America's War for the Greater Middle East

-

Presented in partnership with the Madison Institute, retired army colonel and New York Times bestselling author Andrew J. Bacevich provides a searing reassessment of U.S. military policy in the Middle East over the past four decades.
 
From the end of World War II until 1980, virtually no American soldiers were killed in action while serving in the Greater Middle East. Since 1990, virtually no American soldiers have been killed in action anywhere else. What caused this shift?
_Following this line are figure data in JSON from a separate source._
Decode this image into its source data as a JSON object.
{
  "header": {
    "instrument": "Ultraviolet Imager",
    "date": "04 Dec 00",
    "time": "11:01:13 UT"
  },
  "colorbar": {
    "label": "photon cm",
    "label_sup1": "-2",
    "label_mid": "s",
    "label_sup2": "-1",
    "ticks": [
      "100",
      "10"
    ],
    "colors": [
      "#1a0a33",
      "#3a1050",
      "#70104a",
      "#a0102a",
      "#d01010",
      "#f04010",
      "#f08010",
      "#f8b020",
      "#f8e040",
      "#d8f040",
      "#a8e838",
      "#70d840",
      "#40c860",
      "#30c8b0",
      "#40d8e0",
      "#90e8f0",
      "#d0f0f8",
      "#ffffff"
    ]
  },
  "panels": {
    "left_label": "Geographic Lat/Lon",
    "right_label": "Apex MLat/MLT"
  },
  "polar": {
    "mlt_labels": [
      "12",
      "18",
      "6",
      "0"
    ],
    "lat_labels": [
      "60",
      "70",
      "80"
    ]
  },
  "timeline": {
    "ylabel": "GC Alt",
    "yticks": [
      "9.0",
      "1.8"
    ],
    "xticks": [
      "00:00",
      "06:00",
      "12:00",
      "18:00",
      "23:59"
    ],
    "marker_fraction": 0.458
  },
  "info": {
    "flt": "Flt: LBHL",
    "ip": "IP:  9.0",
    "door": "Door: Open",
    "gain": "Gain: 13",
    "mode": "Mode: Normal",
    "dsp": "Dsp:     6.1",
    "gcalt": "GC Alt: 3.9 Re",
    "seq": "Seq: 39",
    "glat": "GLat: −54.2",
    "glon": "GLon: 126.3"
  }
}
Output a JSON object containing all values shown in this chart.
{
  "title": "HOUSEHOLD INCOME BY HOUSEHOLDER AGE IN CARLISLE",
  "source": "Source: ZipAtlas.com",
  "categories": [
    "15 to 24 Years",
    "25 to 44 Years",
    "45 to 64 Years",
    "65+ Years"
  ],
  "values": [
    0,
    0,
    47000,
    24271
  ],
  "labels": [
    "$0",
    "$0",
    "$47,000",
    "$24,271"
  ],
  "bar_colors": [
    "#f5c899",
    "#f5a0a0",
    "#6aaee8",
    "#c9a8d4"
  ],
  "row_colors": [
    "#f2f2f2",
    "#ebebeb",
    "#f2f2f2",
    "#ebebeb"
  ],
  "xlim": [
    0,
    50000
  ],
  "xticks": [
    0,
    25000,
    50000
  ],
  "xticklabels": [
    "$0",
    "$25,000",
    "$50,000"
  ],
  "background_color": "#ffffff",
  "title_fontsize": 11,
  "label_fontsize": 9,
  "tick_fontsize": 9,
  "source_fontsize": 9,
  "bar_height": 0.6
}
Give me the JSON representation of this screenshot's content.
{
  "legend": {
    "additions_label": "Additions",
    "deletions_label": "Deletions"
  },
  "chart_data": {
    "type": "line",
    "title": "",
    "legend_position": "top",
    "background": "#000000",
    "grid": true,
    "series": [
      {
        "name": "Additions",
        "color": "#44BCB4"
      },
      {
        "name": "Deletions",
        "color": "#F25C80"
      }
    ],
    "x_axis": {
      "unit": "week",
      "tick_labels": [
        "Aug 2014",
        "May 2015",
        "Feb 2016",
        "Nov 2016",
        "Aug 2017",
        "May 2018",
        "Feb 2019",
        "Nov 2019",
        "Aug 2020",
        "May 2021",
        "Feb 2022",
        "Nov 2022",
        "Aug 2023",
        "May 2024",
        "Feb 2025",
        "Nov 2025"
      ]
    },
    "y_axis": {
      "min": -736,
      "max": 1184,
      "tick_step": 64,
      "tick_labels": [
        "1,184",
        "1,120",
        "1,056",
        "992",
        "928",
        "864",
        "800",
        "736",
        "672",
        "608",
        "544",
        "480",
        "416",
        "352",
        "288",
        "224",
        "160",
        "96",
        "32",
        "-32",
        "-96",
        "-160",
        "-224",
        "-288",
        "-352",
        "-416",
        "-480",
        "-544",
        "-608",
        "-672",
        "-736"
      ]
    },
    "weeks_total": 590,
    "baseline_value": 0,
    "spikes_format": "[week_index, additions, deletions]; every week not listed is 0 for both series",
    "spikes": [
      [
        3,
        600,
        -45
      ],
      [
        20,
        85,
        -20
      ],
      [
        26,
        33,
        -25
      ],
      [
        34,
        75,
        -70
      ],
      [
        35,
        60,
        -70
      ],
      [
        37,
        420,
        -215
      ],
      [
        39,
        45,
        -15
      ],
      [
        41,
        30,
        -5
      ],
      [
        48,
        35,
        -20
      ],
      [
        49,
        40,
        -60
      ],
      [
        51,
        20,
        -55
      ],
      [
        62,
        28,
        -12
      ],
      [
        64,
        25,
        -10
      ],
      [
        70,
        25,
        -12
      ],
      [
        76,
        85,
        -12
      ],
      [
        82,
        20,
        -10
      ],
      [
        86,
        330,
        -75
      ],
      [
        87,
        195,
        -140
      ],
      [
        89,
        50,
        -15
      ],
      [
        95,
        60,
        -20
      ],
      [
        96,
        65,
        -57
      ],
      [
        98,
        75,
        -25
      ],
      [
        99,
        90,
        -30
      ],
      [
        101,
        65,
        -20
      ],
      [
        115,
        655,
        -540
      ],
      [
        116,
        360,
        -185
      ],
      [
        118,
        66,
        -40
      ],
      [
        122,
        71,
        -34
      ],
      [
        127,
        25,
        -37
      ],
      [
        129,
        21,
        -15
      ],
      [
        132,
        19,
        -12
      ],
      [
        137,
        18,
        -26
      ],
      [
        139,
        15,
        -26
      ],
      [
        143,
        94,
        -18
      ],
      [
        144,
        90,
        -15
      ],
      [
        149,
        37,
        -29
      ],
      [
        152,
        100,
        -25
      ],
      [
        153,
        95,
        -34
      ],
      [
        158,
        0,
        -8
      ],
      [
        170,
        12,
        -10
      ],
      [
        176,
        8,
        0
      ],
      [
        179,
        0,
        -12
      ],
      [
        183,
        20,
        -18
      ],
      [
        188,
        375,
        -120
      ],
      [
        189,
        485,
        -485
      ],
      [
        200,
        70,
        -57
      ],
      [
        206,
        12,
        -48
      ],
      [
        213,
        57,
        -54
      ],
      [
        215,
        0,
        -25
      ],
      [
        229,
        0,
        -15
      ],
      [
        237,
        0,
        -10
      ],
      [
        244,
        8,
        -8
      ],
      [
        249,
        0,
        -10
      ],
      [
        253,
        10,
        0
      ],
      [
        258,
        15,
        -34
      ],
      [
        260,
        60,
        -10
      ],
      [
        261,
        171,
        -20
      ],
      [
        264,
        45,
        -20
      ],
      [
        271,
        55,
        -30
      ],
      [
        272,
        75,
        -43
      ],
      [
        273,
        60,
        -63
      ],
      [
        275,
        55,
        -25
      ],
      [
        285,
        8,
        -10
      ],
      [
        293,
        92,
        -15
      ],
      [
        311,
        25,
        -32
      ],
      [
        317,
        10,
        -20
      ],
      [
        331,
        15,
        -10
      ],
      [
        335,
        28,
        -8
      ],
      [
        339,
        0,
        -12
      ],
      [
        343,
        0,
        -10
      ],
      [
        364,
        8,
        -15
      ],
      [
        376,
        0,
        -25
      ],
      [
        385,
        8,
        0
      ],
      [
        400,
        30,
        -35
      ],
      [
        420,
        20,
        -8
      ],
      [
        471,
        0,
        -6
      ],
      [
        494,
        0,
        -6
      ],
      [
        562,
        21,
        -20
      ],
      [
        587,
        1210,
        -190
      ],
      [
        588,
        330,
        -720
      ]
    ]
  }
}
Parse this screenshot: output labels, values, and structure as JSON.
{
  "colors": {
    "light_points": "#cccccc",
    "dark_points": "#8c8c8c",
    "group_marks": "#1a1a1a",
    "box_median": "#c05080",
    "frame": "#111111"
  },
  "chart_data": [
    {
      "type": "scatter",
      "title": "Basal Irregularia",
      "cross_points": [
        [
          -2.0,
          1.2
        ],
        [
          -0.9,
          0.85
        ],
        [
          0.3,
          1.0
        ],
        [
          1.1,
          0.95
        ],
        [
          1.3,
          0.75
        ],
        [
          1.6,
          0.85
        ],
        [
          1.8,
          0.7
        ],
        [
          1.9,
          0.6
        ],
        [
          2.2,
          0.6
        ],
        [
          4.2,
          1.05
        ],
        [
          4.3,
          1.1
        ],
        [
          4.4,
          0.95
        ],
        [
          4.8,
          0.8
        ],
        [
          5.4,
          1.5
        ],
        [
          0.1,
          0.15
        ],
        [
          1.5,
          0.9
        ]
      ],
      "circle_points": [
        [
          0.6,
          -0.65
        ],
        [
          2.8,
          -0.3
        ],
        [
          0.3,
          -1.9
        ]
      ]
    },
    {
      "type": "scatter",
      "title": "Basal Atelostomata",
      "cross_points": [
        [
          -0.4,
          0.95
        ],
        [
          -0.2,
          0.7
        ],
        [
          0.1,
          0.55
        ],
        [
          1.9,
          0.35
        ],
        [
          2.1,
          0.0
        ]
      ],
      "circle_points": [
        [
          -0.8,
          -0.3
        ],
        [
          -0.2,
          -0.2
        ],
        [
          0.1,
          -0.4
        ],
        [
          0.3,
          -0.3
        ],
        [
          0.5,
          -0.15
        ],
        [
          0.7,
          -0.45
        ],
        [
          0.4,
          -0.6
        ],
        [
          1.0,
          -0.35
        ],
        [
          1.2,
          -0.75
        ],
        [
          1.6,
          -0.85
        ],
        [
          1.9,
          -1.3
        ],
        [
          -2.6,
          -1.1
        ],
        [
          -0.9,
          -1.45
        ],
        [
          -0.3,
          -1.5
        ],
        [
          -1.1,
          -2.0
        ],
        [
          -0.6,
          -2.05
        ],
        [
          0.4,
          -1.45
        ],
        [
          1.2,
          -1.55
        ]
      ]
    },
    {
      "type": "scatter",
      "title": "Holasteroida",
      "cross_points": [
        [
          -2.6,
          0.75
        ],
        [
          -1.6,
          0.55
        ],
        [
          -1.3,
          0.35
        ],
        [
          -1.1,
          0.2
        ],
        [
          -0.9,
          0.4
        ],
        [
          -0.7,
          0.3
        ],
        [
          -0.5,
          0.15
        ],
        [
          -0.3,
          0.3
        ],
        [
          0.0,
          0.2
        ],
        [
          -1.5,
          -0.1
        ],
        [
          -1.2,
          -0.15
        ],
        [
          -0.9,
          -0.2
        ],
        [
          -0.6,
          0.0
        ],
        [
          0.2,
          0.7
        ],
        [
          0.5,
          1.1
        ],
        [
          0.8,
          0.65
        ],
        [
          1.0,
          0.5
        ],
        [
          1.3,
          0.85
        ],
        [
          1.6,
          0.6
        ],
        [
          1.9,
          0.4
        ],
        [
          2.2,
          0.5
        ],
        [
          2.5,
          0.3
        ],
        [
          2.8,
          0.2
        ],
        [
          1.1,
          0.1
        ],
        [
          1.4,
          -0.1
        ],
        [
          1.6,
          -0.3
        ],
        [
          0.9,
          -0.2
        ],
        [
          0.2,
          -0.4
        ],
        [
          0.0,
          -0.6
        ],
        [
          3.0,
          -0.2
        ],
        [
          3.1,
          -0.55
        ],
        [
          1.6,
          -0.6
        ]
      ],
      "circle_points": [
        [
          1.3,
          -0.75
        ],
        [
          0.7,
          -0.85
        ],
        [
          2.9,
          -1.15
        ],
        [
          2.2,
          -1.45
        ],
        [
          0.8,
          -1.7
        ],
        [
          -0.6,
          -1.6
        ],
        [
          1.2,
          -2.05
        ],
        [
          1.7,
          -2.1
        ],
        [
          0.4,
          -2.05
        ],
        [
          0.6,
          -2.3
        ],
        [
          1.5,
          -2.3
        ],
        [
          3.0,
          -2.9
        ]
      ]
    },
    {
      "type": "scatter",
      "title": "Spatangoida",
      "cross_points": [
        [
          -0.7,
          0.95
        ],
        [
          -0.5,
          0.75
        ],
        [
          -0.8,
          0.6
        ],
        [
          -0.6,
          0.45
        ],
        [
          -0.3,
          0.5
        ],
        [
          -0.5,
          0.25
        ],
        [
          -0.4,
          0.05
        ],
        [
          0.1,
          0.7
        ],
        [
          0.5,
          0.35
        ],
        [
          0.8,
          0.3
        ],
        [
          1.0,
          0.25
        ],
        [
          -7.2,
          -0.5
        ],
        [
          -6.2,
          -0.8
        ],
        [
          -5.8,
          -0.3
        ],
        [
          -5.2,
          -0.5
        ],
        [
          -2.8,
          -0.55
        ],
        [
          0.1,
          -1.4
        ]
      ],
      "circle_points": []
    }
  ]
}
Andrew J. Bacevich, one of the country’s most respected voices on foreign affairs, offers an incisive critical history of this ongoing military enterprise—now more than thirty years old and with no end in sight.
 
Connecting the dots in a way no other historian has done before, Bacevich weaves a compelling narrative out of episodes as varied as the Beirut bombing of 1983, the Mogadishu firefight of 1993, the invasion of Iraq in 2003, and the rise of ISIS in the present decade. Understanding what America’s costly military exertions have wrought requires seeing these seemingly discrete events as parts of a single war. It also requires identifying the errors of judgment made by political leaders in both parties and by senior military officers who share responsibility for what has become a monumental march to folly. This Bacevich unflinchingly does.
 
A twenty-year army veteran who served in Vietnam, Andrew J. Bacevich brings the full weight of his expertise to this vitally important subject. America’s War for the Greater Middle East is a bracing after-action report from the front lines of history. It will fundamentally change the way we view America’s engagement in the world’s most volatile region.

Andrew Bacevich

Andrew Bacevich

Andrew J. Bacevich is a retired professor of history and international relations at Boston University. A graduate of the U.S. Military Academy, he served for twenty-three years as a commissioned officer in the United States Army. He received his PhD in American diplomatic history from Princeton. Before joining the faculty of Boston University in 1998, he taught at West Point and at Johns Hopkins University. His three most recent books—Breach of Trust, Washington Rules, and The Limits of Power—all hit the New York Times bestseller list. A winner of the Lannan Notable Book Award, he lectures frequently at universities around the country. He lives with his wife, Nancy, in Walpole, Massachusetts.